Lafayette Films/Passion Pictures—Lafayette Films/Passion Pictures
By Cady Lang
August 18, 2017

As one of the most successful pop artists of all time, Whitney Houston was — and continues to be — one of the world’s most beloved voices. But her musical legacy has also been clouded by her personal struggles and tragic death at the age of 48 in 2012, chapters of her story that are explored in the new documentary Whitney: Can I Be Me.

Helmed by Rudi Dolezal and BAFTA winner Nick Broomfield — who delved into the untimely death of another iconic musician, Kurt Cobain, in the 1998 film Kurt & Courtney — the documentary is an in-depth look at the private life of a cultural icon. It crafts a heartbreaking narrative through found footage, including never-before-seen interviews, performances and clips that address everything from her intimate relationship with best friend Robyn Crawford to her tumultuous marriage to Bobby Brown.

As it opens in theaters on Aug. 18, and ahead of its Showtime debut on Aug. 25, here are the aspects of Houston’s story onto which Can I Be Me shines a light.

Houston’s commercial success came at a personal price.
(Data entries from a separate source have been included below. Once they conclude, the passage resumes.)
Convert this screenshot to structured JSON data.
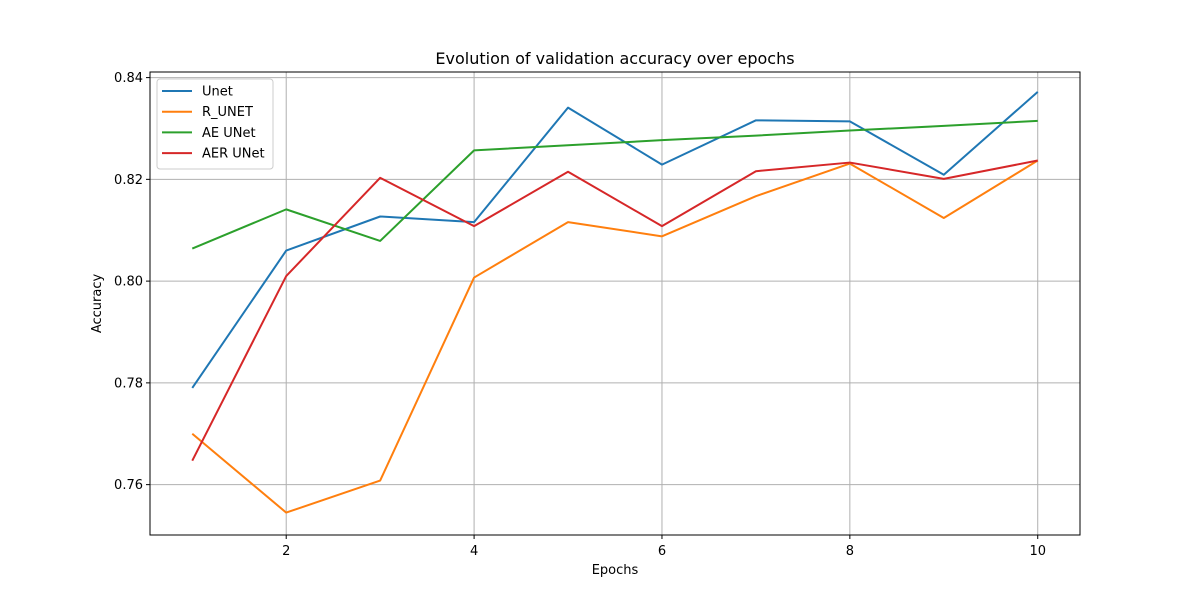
{
  "chart_data": {
    "type": "line",
    "title": "Evolution of validation accuracy over epochs",
    "xlabel": "Epochs",
    "ylabel": "Accuracy",
    "xlim": [
      0.55,
      10.45
    ],
    "ylim": [
      0.7501,
      0.8411
    ],
    "xticks": [
      2,
      4,
      6,
      8,
      10
    ],
    "yticks": [
      0.76,
      0.78,
      0.8,
      0.82,
      0.84
    ],
    "ytick_labels": [
      "0.76",
      "0.78",
      "0.80",
      "0.82",
      "0.84"
    ],
    "grid": true,
    "legend_position": "upper-left",
    "x": [
      1,
      2,
      3,
      4,
      5,
      6,
      7,
      8,
      9,
      10
    ],
    "series": [
      {
        "name": "Unet",
        "color": "#1f77b4",
        "values": [
          0.779,
          0.806,
          0.8127,
          0.8116,
          0.8341,
          0.8229,
          0.8316,
          0.8314,
          0.8209,
          0.8372
        ]
      },
      {
        "name": "R_UNET",
        "color": "#ff7f0e",
        "values": [
          0.77,
          0.7545,
          0.7608,
          0.8007,
          0.8116,
          0.8088,
          0.8167,
          0.8231,
          0.8124,
          0.8237
        ]
      },
      {
        "name": "AE UNet",
        "color": "#2ca02c",
        "values": [
          0.8064,
          0.8141,
          0.8079,
          0.8257,
          0.8267,
          0.8277,
          0.8286,
          0.8296,
          0.8305,
          0.8315
        ]
      },
      {
        "name": "AER UNet",
        "color": "#d62728",
        "values": [
          0.7647,
          0.801,
          0.8203,
          0.8108,
          0.8215,
          0.8108,
          0.8216,
          0.8233,
          0.8201,
          0.8237
        ]
      }
    ]
  }
}
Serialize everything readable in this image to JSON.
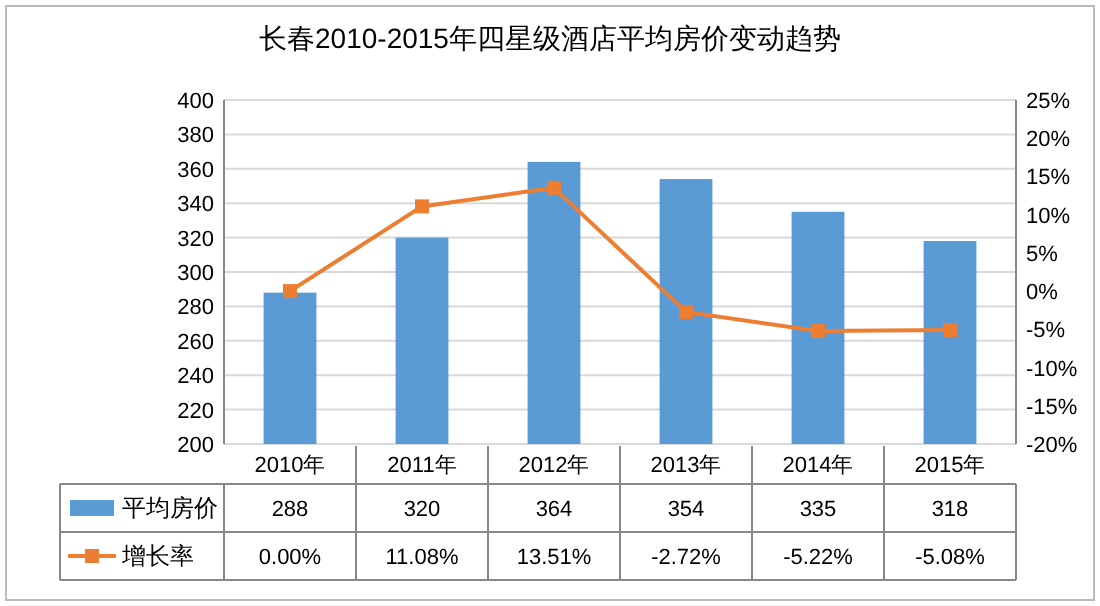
{
  "chart_data": {
    "type": "bar",
    "title": "长春2010-2015年四星级酒店平均房价变动趋势",
    "categories": [
      "2010年",
      "2011年",
      "2012年",
      "2013年",
      "2014年",
      "2015年"
    ],
    "series": [
      {
        "name": "平均房价",
        "color": "#5b9bd5",
        "values": [
          288,
          320,
          364,
          354,
          335,
          318
        ],
        "value_labels": [
          "288",
          "320",
          "364",
          "354",
          "335",
          "318"
        ]
      },
      {
        "name": "增长率",
        "type": "line",
        "axis": "y2",
        "color": "#ed7d31",
        "marker": "square",
        "values": [
          0.0,
          11.08,
          13.51,
          -2.72,
          -5.22,
          -5.08
        ],
        "value_labels": [
          "0.00%",
          "11.08%",
          "13.51%",
          "-2.72%",
          "-5.22%",
          "-5.08%"
        ]
      }
    ],
    "ylim": [
      200,
      400
    ],
    "yticks": [
      200,
      220,
      240,
      260,
      280,
      300,
      320,
      340,
      360,
      380,
      400
    ],
    "y2lim": [
      -20,
      25
    ],
    "y2ticks": [
      {
        "value": -20,
        "label": "-20%"
      },
      {
        "value": -15,
        "label": "-15%"
      },
      {
        "value": -10,
        "label": "-10%"
      },
      {
        "value": -5,
        "label": "-5%"
      },
      {
        "value": 0,
        "label": "0%"
      },
      {
        "value": 5,
        "label": "5%"
      },
      {
        "value": 10,
        "label": "10%"
      },
      {
        "value": 15,
        "label": "15%"
      },
      {
        "value": 20,
        "label": "20%"
      },
      {
        "value": 25,
        "label": "25%"
      }
    ],
    "grid": "y",
    "legend": "bottom"
  }
}
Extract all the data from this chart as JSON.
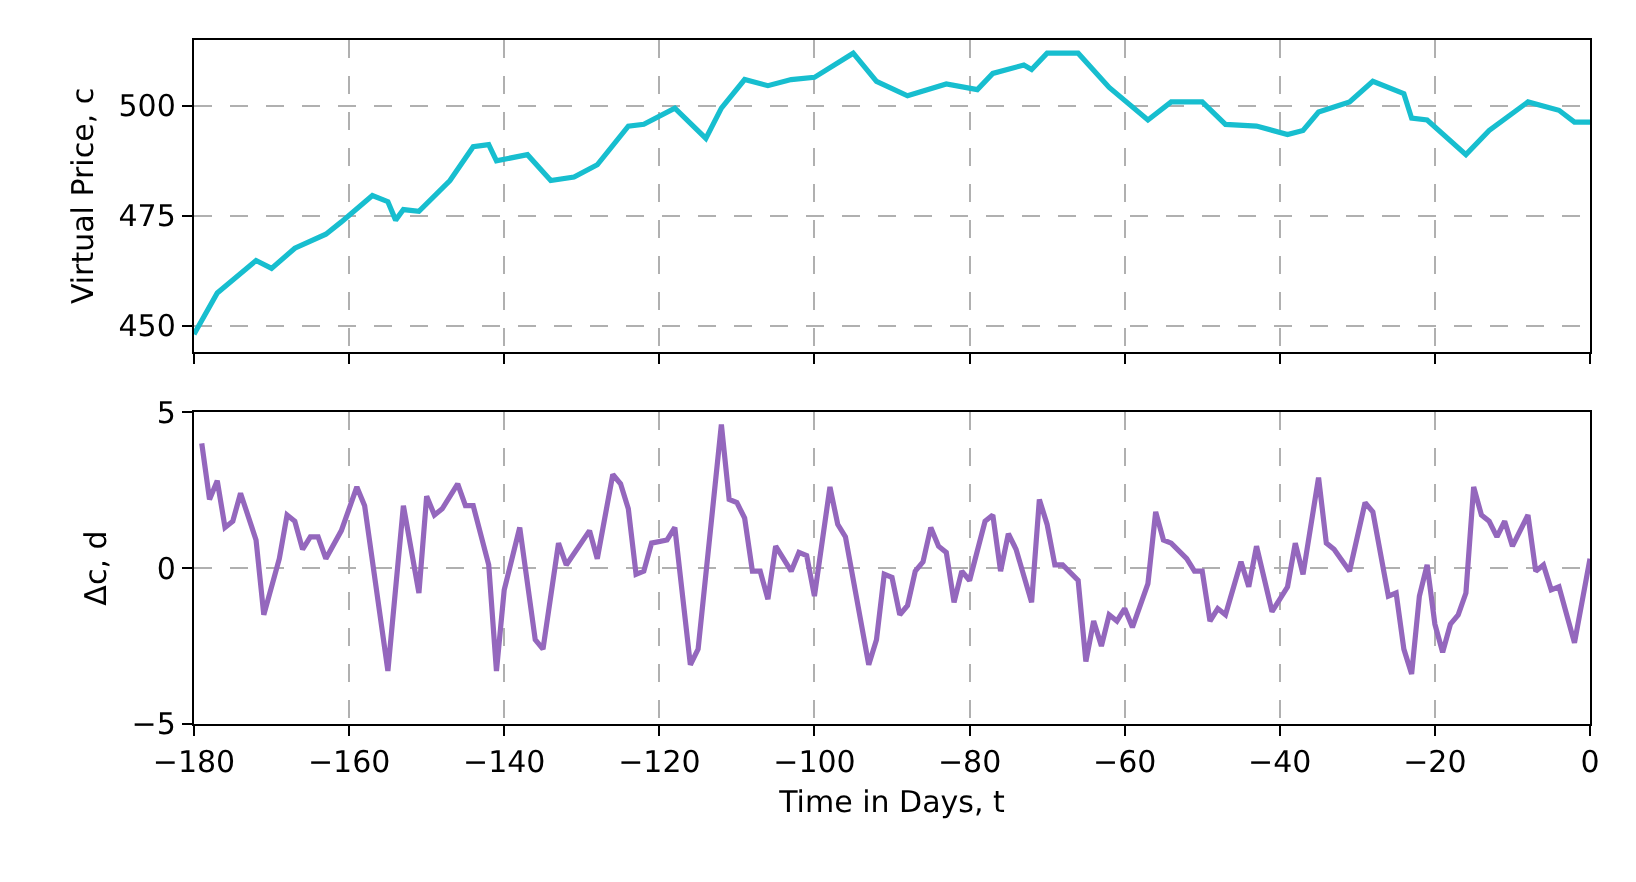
{
  "chart_data": [
    {
      "type": "line",
      "ylabel": "Virtual Price, c",
      "xlim": [
        -180,
        0
      ],
      "xticks": [
        -180,
        -160,
        -140,
        -120,
        -100,
        -80,
        -60,
        -40,
        -20,
        0
      ],
      "ylim": [
        444,
        515
      ],
      "yticks": [
        450,
        475,
        500
      ],
      "grid": true,
      "tick_labels": "y",
      "series": [
        {
          "color": "#17becf",
          "x": [
            -180,
            -177,
            -172,
            -170,
            -167,
            -163,
            -161,
            -157,
            -155,
            -154,
            -153,
            -151,
            -147,
            -144,
            -142,
            -141,
            -137,
            -134,
            -131,
            -128,
            -124,
            -122,
            -118,
            -114,
            -112,
            -109,
            -106,
            -103,
            -100,
            -95,
            -92,
            -88,
            -83,
            -79,
            -77,
            -73,
            -72,
            -70,
            -66,
            -62,
            -57,
            -54,
            -50,
            -47,
            -43,
            -39,
            -37,
            -35,
            -31,
            -28,
            -24,
            -23,
            -21,
            -16,
            -13,
            -8,
            -4,
            -2,
            0
          ],
          "values": [
            448,
            457.4,
            464.8,
            463,
            467.6,
            470.8,
            473.6,
            479.6,
            478.2,
            474,
            476.4,
            476,
            483,
            490.7,
            491.2,
            487.5,
            488.9,
            483,
            483.8,
            486.6,
            495.4,
            495.8,
            499.5,
            492.6,
            499.5,
            506,
            504.6,
            506,
            506.5,
            512,
            505.6,
            502.3,
            505,
            503.7,
            507.4,
            509.3,
            508.3,
            512,
            512,
            504.2,
            496.8,
            500.9,
            500.9,
            495.8,
            495.4,
            493.5,
            494.4,
            498.6,
            500.9,
            505.6,
            502.8,
            497.2,
            496.8,
            488.9,
            494.4,
            500.9,
            499,
            496.3,
            496.3
          ]
        }
      ]
    },
    {
      "type": "line",
      "ylabel": "Δc, d",
      "xlabel": "Time in Days, t",
      "xlim": [
        -180,
        0
      ],
      "xticks": [
        -180,
        -160,
        -140,
        -120,
        -100,
        -80,
        -60,
        -40,
        -20,
        0
      ],
      "ylim": [
        -5,
        5
      ],
      "yticks": [
        -5,
        0,
        5
      ],
      "grid": true,
      "series": [
        {
          "color": "#9467bd",
          "x": [
            -179,
            -178,
            -177,
            -176,
            -175,
            -174,
            -172,
            -171,
            -169,
            -168,
            -167,
            -166,
            -165,
            -164,
            -163,
            -161,
            -159,
            -158,
            -155,
            -153,
            -151,
            -150,
            -149,
            -148,
            -146,
            -145,
            -144,
            -142,
            -141,
            -140,
            -138,
            -136,
            -135,
            -133,
            -132,
            -129,
            -128,
            -126,
            -125,
            -124,
            -123,
            -122,
            -121,
            -119,
            -118,
            -116,
            -115,
            -112,
            -111,
            -110,
            -109,
            -108,
            -107,
            -106,
            -105,
            -103,
            -102,
            -101,
            -100,
            -98,
            -97,
            -96,
            -93,
            -92,
            -91,
            -90,
            -89,
            -88,
            -87,
            -86,
            -85,
            -84,
            -83,
            -82,
            -81,
            -80,
            -78,
            -77,
            -76,
            -75,
            -74,
            -72,
            -71,
            -70,
            -69,
            -68,
            -66,
            -65,
            -64,
            -63,
            -62,
            -61,
            -60,
            -59,
            -57,
            -56,
            -55,
            -54,
            -52,
            -51,
            -50,
            -49,
            -48,
            -47,
            -45,
            -44,
            -43,
            -41,
            -39,
            -38,
            -37,
            -35,
            -34,
            -33,
            -31,
            -29,
            -28,
            -26,
            -25,
            -24,
            -23,
            -22,
            -21,
            -20,
            -19,
            -18,
            -17,
            -16,
            -15,
            -14,
            -13,
            -12,
            -11,
            -10,
            -8,
            -7,
            -6,
            -5,
            -4,
            -2,
            0
          ],
          "values": [
            4.0,
            2.2,
            2.8,
            1.3,
            1.5,
            2.4,
            0.9,
            -1.5,
            0.3,
            1.7,
            1.5,
            0.6,
            1.0,
            1.0,
            0.3,
            1.2,
            2.6,
            2.0,
            -3.3,
            2.0,
            -0.8,
            2.3,
            1.7,
            1.9,
            2.7,
            2.0,
            2.0,
            0.1,
            -3.3,
            -0.7,
            1.3,
            -2.3,
            -2.6,
            0.8,
            0.1,
            1.2,
            0.3,
            3.0,
            2.7,
            1.9,
            -0.2,
            -0.1,
            0.8,
            0.9,
            1.3,
            -3.1,
            -2.6,
            4.6,
            2.2,
            2.1,
            1.6,
            -0.1,
            -0.1,
            -1.0,
            0.7,
            -0.1,
            0.5,
            0.4,
            -0.9,
            2.6,
            1.4,
            1.0,
            -3.1,
            -2.3,
            -0.2,
            -0.3,
            -1.5,
            -1.2,
            -0.1,
            0.2,
            1.3,
            0.7,
            0.5,
            -1.1,
            -0.1,
            -0.4,
            1.5,
            1.7,
            -0.1,
            1.1,
            0.6,
            -1.1,
            2.2,
            1.4,
            0.1,
            0.1,
            -0.4,
            -3.0,
            -1.7,
            -2.5,
            -1.5,
            -1.7,
            -1.3,
            -1.9,
            -0.5,
            1.8,
            0.9,
            0.8,
            0.3,
            -0.1,
            -0.1,
            -1.7,
            -1.3,
            -1.5,
            0.2,
            -0.6,
            0.7,
            -1.4,
            -0.6,
            0.8,
            -0.2,
            2.9,
            0.8,
            0.6,
            -0.1,
            2.1,
            1.8,
            -0.9,
            -0.8,
            -2.6,
            -3.4,
            -0.9,
            0.1,
            -1.8,
            -2.7,
            -1.8,
            -1.5,
            -0.8,
            2.6,
            1.7,
            1.5,
            1.0,
            1.5,
            0.7,
            1.7,
            -0.1,
            0.1,
            -0.7,
            -0.6,
            -2.4,
            0.3
          ]
        }
      ]
    }
  ]
}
The documentary’s title speaks to the struggle Houston fought her whole life between her public persona and her true self. She was groomed from an early age to be marketable to white mainstream consumers, an endeavor spearheaded by her mother Cissy Houston and the producer Clive Davis, who discovered Houston as a teenager and helped catapult her to meteoric pop stardom. But the musical choices and respectability politics that catapulted her to mainstream success also backfired by making her less palatable to black audiences. In the late 1980s, for exmple, she was booed during the Soul Train Awards, with some audience members calling her “Whitey” instead of Whitney.

The film also focuses on how Houston’s success supported the livelihoods of many of her friends and family, with the singer choosing to work even to the detriment to her own health and well-being, especially as she became heavily addicted to drugs and alcohol. Her longtime bodyguard David Roberts, who was somewhat of an inspiration for her film The Bodyguard, insinuates in the film that the personal interests of the friends and family that she employed sometimes took precedent over her own welfare and sobriety.

She had an incredibly intimate relationship with her friend Robyn Crawford — of which some of her inner circle disapproved.

Whitney’s childhood friend Robyn Crawford was one of the star’s closest confidantes. The film addresses longtime speculation about a romantic relationship between Crawford and Houston, with the latter’s stylist Ellin Lavar noting that she thought that the singer might have been bisexual. “Robyn provided a safe place for her. Robyn loved her,” Lavar says in the film. “In that, Whitney found safety and solace.” The two remained close friends until Houston started a relationship with her eventual husband Bobby Brown. Brown and Crawford did not like each other and often fought, sometimes leading to blows.

According to the singer’s former security guard Kevin Ammons, Brown was jealous of the intimate relationship Crawford and Houston shared. “[Robyn and Whitney] had a bond and Bobby Brown could never remove Robyn,” he says. “He wanted to be the man in the relationship.” While Crawford eventually parted ways with Houston after heightened tensions with Brown, Brown himself admitted that Houston had no close friends after Crawford left and that she “would probably still be alive” if Crawford had still been in her life. Brown wasn’t the only one who didn’t like Crawford; Houston’s mother Cissy disliked her as well and often advocated for her to be fired. Cissy told Oprah, in a 2013 interview, that she would have disapproved of her daughter being in a lesbian relationship.

Brown and Houston had an intense (and at times toxic) relationship.

In one of the most poignant scenes in the documentary, Brown and Houston are seen playacting scenes from What’s Love Got to Do With It in their hotel room. Although the pair are having fun impersonating Ike and Tina Turner, it’s an eerie parallel to the tumultuous nature of their own relationship. Houston’s fame and success made Brown jealous. The film paints him as emotionally abusive, trying to reduce her self-worth in order to make himself feel better.

The documentary also reveals that while Houston relied on drugs before she met Brown, Brown turned to alcohol. Once the pair got together, they began using both substances together. The film also emphasizes how much Houston tried to make their relationship work, despite their emotional duress and Brown’s womanizing, suggesting that her religious upbringing was a driving force in her wanting to make the marriage work.

Houston’s bodyguard was fired when he tried to intervene with her drug addiction.

Roberts reveals in the documentary that after the singer’s 1999 My Love Is Your Love tour, during which he witnessed the star overdose, he filed an extensive report on Houston’s drug abuse to her management — largely her family and friends— and was fired immediately. “There’s no doubt in my mind, had that report been taken seriously, Whitney and Bobbi Kristina would still be here,” he says in the movie. Roberts contends that Houston’s daughter Bobbi Kristina’s untimely death at the age of 22 in 2016 was a direct result of this approach to Houston’s drug abuse. “She never had a chance,” he says. “She came along when things were only getting worse.”